We have all seen those ads on the big search engines. If you looked on eBay or Amazon for a widget yesterday, when you opened Google this morning, you see ads for widgets. The big search engines keep track of your browsing habits. That enables them to target you for ads. It also lets you know they are keeping records on you. Those records are subject to both subpoena and data mining by spy software such as PRISM. This has been a boon to the smaller but smarter search engine DuckDuckGo. They do not keep records, and as soon as you close the browser, the search is gone. If subpoenaed, DuckDuckGo has nothing to cough up.
If one suspects proprietary closed-source encryption software is compromised, what to do? There are several solutions. First of all, look at open-source freeware. There are several good freeware encryption programs. Lifehacker has a review of the five top open-source programs. The top-rated one is TrueCrypt. Edward Snowden is said to have used TrueCrypt on the files he took with him. The advantage of open-source is that it is open source. That means it is unlikely to have secret files in it because they would be soon discovered. Open source software is in a constant state of development by experts all over the world. Do spy agencies try to insert malware into it? It is safe to assume they probably try. However, there are many eyes watching, and if something suddenly appeared in the source code that is not supposed to be there, it would be discovered quickly. Security expert and software engineer Bruce Schneier, writing in The Guardian, has a list of five basic things one can do to keep files safe. Here are two of the five suggestions:
3) Assume that while your computer can be compromised, it would take work and risk on the part of the NSA – so it probably isn’t. If you have something really important, use an air gap. Since I started working with the Snowden documents, I bought a new computer that has never been connected to the internet. If I want to transfer a file, I encrypt the file on the secure computer and walk it over to my internet computer, using a USB stick. To decrypt something, I reverse the process. This might not be bulletproof, but it’s pretty good.
4) Be suspicious of commercial encryption software, especially from large vendors. My guess is that most encryption products from large US companies have NSA-friendly back doors, and many foreign ones probably do as well. It’s prudent to assume that foreign products also have foreign-installed backdoors. Closed-source software is easier for the NSA to backdoor than open-source software. Systems relying on master secrets are vulnerable to the NSA, through either legal or more clandestine means.

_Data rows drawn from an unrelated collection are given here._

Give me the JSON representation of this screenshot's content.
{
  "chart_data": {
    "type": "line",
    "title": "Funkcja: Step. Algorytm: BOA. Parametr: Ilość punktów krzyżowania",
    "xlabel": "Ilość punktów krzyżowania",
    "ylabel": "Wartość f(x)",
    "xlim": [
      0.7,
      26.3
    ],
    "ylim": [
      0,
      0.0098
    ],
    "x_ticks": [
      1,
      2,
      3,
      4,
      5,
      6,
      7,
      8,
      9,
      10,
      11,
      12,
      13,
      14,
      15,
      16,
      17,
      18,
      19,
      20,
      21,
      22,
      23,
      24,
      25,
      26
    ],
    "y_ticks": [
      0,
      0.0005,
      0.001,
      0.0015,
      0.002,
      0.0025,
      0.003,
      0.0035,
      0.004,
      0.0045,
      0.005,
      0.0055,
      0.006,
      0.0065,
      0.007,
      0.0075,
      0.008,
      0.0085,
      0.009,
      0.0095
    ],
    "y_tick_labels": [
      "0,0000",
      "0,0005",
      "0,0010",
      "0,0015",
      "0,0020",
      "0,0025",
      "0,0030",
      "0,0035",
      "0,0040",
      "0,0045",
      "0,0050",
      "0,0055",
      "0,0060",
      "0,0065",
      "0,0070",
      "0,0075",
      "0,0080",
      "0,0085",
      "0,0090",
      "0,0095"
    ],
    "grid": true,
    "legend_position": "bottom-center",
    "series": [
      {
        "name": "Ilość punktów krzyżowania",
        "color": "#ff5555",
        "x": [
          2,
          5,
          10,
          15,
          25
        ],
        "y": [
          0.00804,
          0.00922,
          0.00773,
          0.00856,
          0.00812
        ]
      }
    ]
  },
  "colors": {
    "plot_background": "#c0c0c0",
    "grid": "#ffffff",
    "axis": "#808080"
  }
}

Last Tuesday, the ACLU filed a lawsuit in the US District Court in New York, alleging the National Security Agency’s (NSA) surveillance of vast numbers of Verizon customers is unconstitutional. PDF of the filing is at this link.
Lest they forget, here is a reminder:
The right of the people to be secure in their persons, houses, papers, and effects, against unreasonable searches and seizures, shall not be violated, and no warrants shall issue, but upon probable cause, supported by oath or affirmation, and particularly describing the place to be searched, and the persons or things to be seized.